There are chunks of the state that are so rural that there’s basically unused airspace. Autonomous aircraft companies need places to test like that. So we’re trying to put frameworks around that and think about bringing in more companies like that as well.
Are there any policies at the federal, state, or local level that have helped Wyoming startups?
Thate state does a good job from a regulatory perspective, but there are some things I think we can be better at. We need to focus on putting some of those non-capital and non-regulatory pieces of the ecosystem together. We need to have much better facilities and infrastructure for startups, which means more incubators, accelerators, and co-working spaces. We also need a much more coordinated mentoring network to be able to really do it.
No matter how you measure it, access to capital is really a struggle for startups here. We’re ranking in the bottom five among states. So that’s something we’re really working on.
We’ve also got to do something about health care. I talk to a lot of entrepreneurs, and one of the reasons they don’t quit their day jobs, is because of access to health care. We need to have some flexibility around the ability to maybe have one insurance pool for all the companies in my incubator, for example. Things like that would be helpful and would make sure entrepreneurs aren’t just buying one-off policies from the exchange.
One interesting federal effort to me is the Opportunity Zones program. We happen to have a handful of those in Wyoming, and a couple of them are pretty strategically located for tech innovation companies. One of the benefits is all of the gains in Opportunity Zones investments are Capital Gains tax-free.
Can you tell us a bit more about Wyoming’s Opportunity Zones?
My incubator in Casper is actually located in one zone. Almost all of Laramie, which is where the University of Wyoming is located, is also in one. I think if we can put some infrastructure in place and get a little bit of funding going, it can uniquely impact Wyoming.
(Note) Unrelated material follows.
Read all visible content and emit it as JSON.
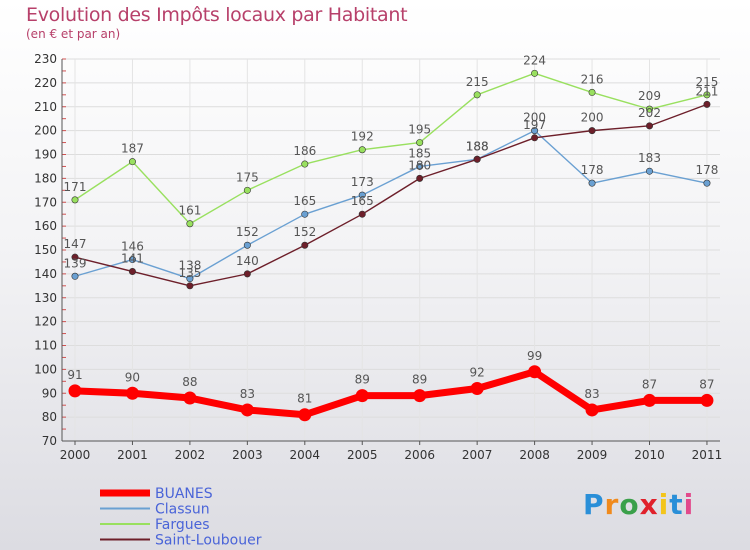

Unfortunately, if you look across the country, a lot of other areas are also Opportunity Zones. Half of Brooklyn is an Opportunity Zone. So there are some places that, if you were going to start a new startup or have a venture fund that’s going to focus on opportunity zones, you’re probably not going to be spending all your time looking at Wyoming, and we need to be a part of that conversation.
In terms of legal services around Opportunity Zones, I think there might be one or two lawyers in-state keeping up with them. With this last set of clarifications to the program, I think angel funds like mine are going to make their first Opportunity Zone investments, and that’s going to force more lawyers to figure it out.
All of the information in this profile was accurate at the date and time of publication.